既に閉経した女性について検討したところ、初経が16歳以上で閉経が50歳以下の初経から閉経までの期間が短い人と比較して、初経が15歳以下だったり、閉経が51歳以上だったりと、初経から閉経までの期間が長くなると、肺がんの発生率が2倍以上高くなりました。この関係は、手術などで人工的に閉経した人を除き、自然に閉経した人のみに限ると、より強くなりました。

図1.喫煙していない女性における初経・閉経と肺がんの発生率との関連(閉経後女性の場合)

人工的に閉経しホルモン剤を使用した場合、肺がんの発生率が高くなる

さらに、ホルモン剤の使用と肺がん発生率との関係を検討したところ、自然閉経でホルモン剤を使用したことのない人と比較して、人工的に閉経しホルモン剤を使用したことのある人では肺がんの発生率が2倍以上高くなっていました。そして、肺がんのうち、女性に多く喫煙と関連の弱い「腺がん」という種類のがんに限ってみても、同じような結果でした。

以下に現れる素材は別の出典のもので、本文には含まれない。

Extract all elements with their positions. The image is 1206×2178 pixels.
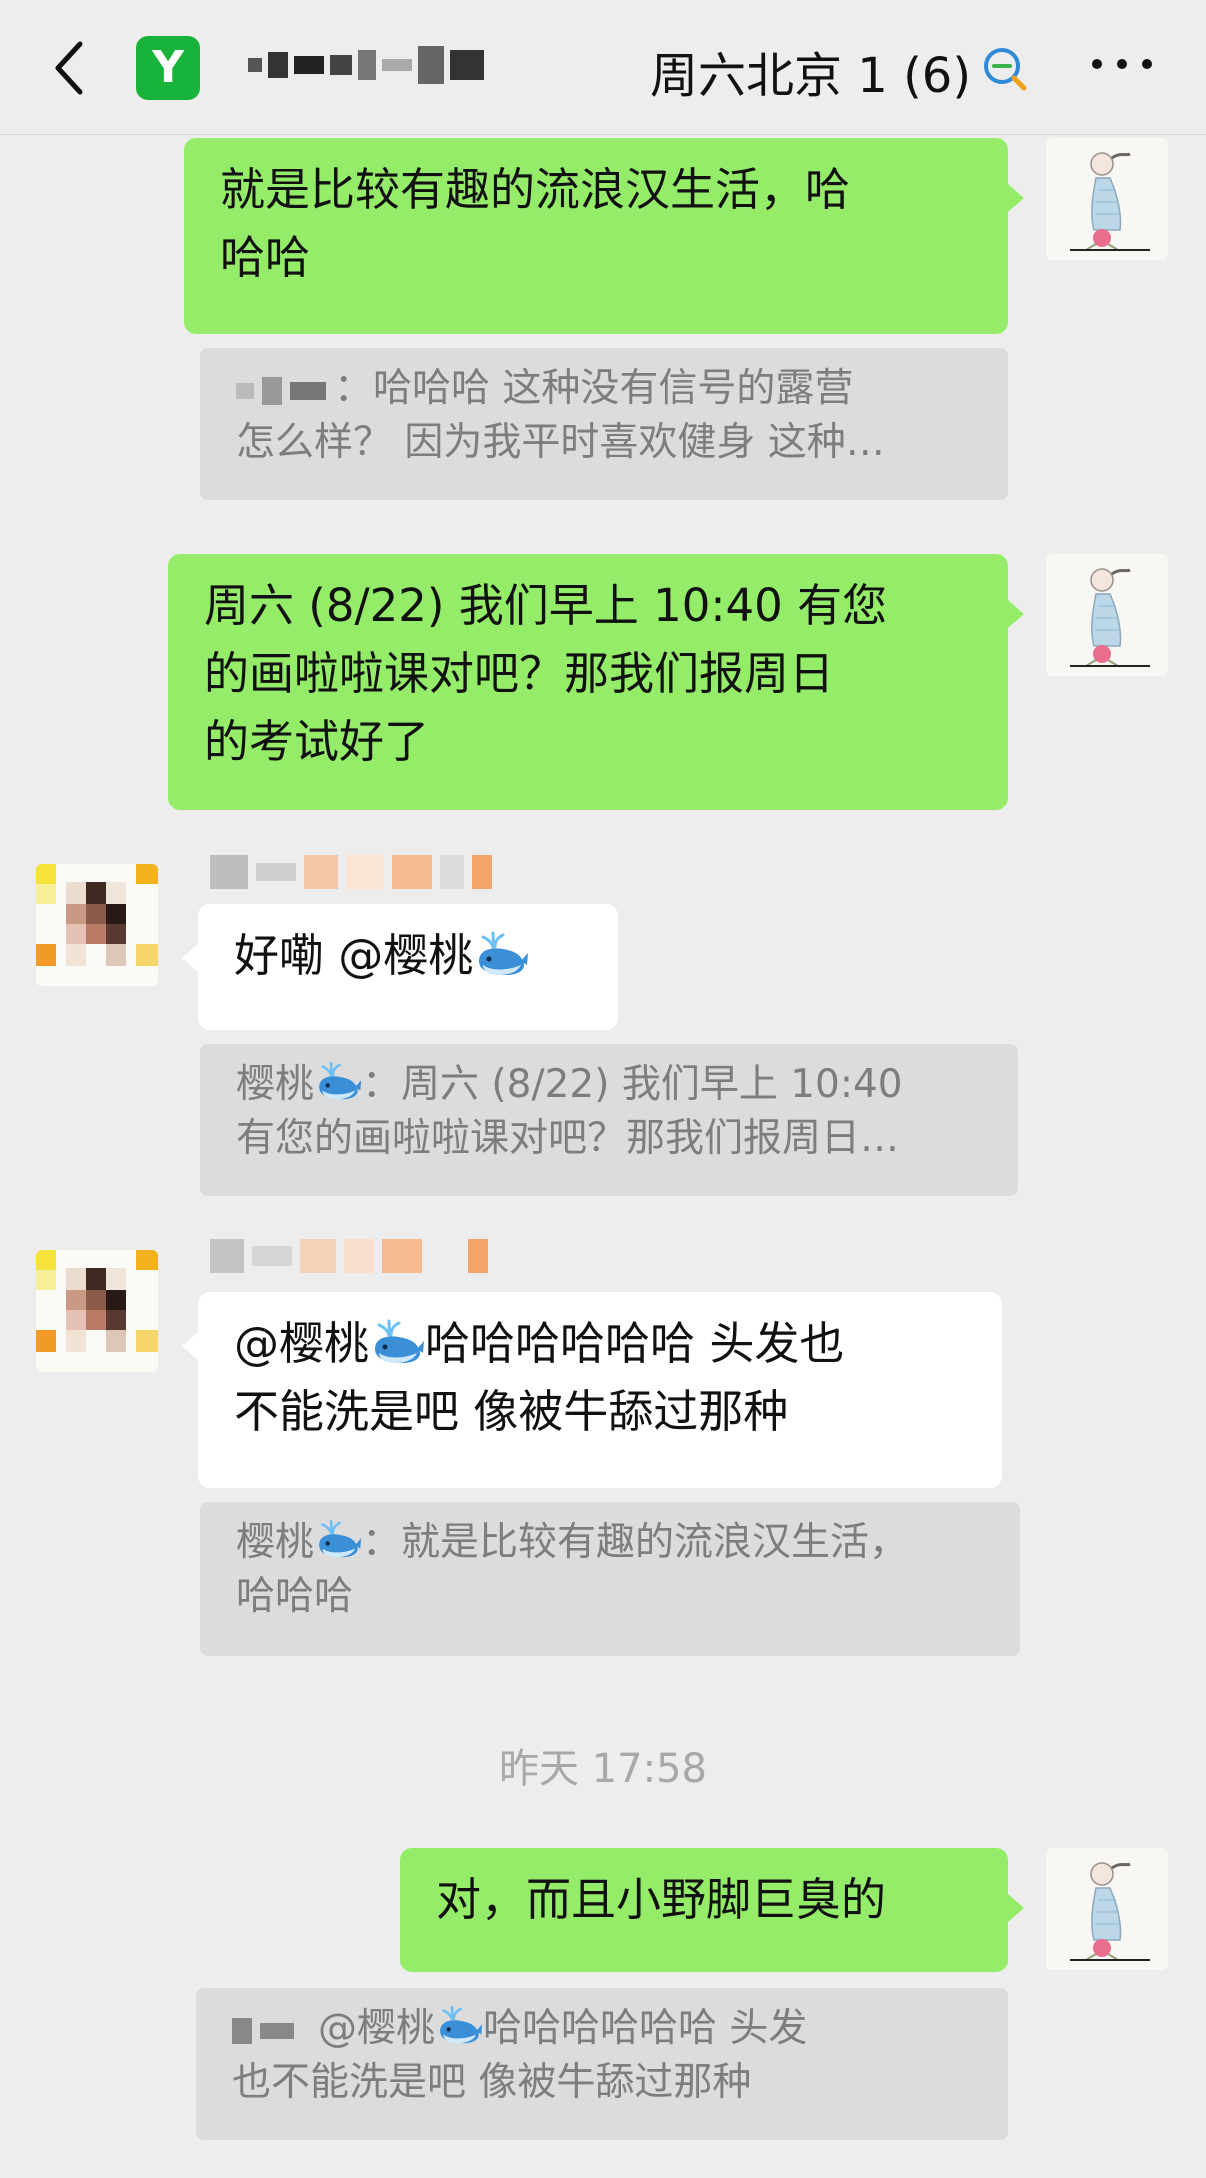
avatar-image [1046, 138, 1168, 260]
redacted-group-name [248, 46, 484, 84]
quoted-reply[interactable]: ：哈哈哈 这种没有信号的露营 怎么样？ 因为我平时喜欢健身 这种… [200, 348, 1008, 500]
redacted-sender-name [210, 852, 492, 892]
message-text: 的考试好了 [204, 715, 430, 768]
member-count: (6) [903, 48, 972, 104]
avatar[interactable] [1046, 138, 1168, 260]
message-bubble-mine[interactable]: 就是比较有趣的流浪汉生活，哈 哈哈 [184, 138, 1024, 334]
message-bubble-other[interactable]: 好嘞 @樱桃 [182, 904, 618, 1030]
message-bubble-mine[interactable]: 周六 (8/22) 我们早上 10:40 有您 的画啦啦课对吧？那我们报周日 的… [168, 554, 1024, 810]
message-bubble-mine[interactable]: 对，而且小野脚巨臭的 [400, 1848, 1024, 1972]
app-logo-icon: Y [136, 36, 200, 100]
avatar[interactable] [1046, 1848, 1168, 1970]
message-text: 周六 (8/22) 我们早上 10:40 有您 [204, 579, 888, 632]
whale-emoji-icon [314, 1519, 362, 1561]
quote-line: 也不能洗是吧 像被牛舔过那种 [232, 2060, 752, 2105]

図2.喫煙していない女性におけるホルモン剤使用と肺がんの発生率との関連(閉経後女性の場合)

今回おこなった研究の結果では、体の中で作られる内因性エストロゲンでも女性ホルモン剤のように外から取り込む外因性エストロゲンでも肺がんの発生率が高くなっていました。

女性ホルモンが肺がんの発生にかかわるメカニズム

女性ホルモンがどうして肺がんに関係するのかについてはまだよく分かっていませんが、エストロゲンは、肺のがん細胞の増殖を直接促進したり、肺がん細胞中にあるエストロゲン受容体に、エストロゲンがつくことによってがん化を促進したりすることにより、肺がんの発生にかかわると考えられています。エストロゲン受容体は男性より女性で、また男性の喫煙者に多い扁平上皮がんより女性に多い腺がんで発現が大きいといわれています。メカニズムについては、今後のさらなる解明が必要です。

肺がんの予防はやはり禁煙から

今回の結果は肺がんがどうしてできるのか、メカニズムを考えるための手がかりとして非常に重要な知見であり、今後のメカニズムの解明が期待されます。しかし、初経年齢や閉経年齢などは、予防という観点から考えると、自分の努力で今から変えることは困難です。現時点で肺がんの予防に最も有効なのは、「禁煙」であるのはいうまでもありません。たばこを現在吸っている人は1日も早く禁煙し、現在吸っていない人は、他人のたばこの煙を避けることが大切です。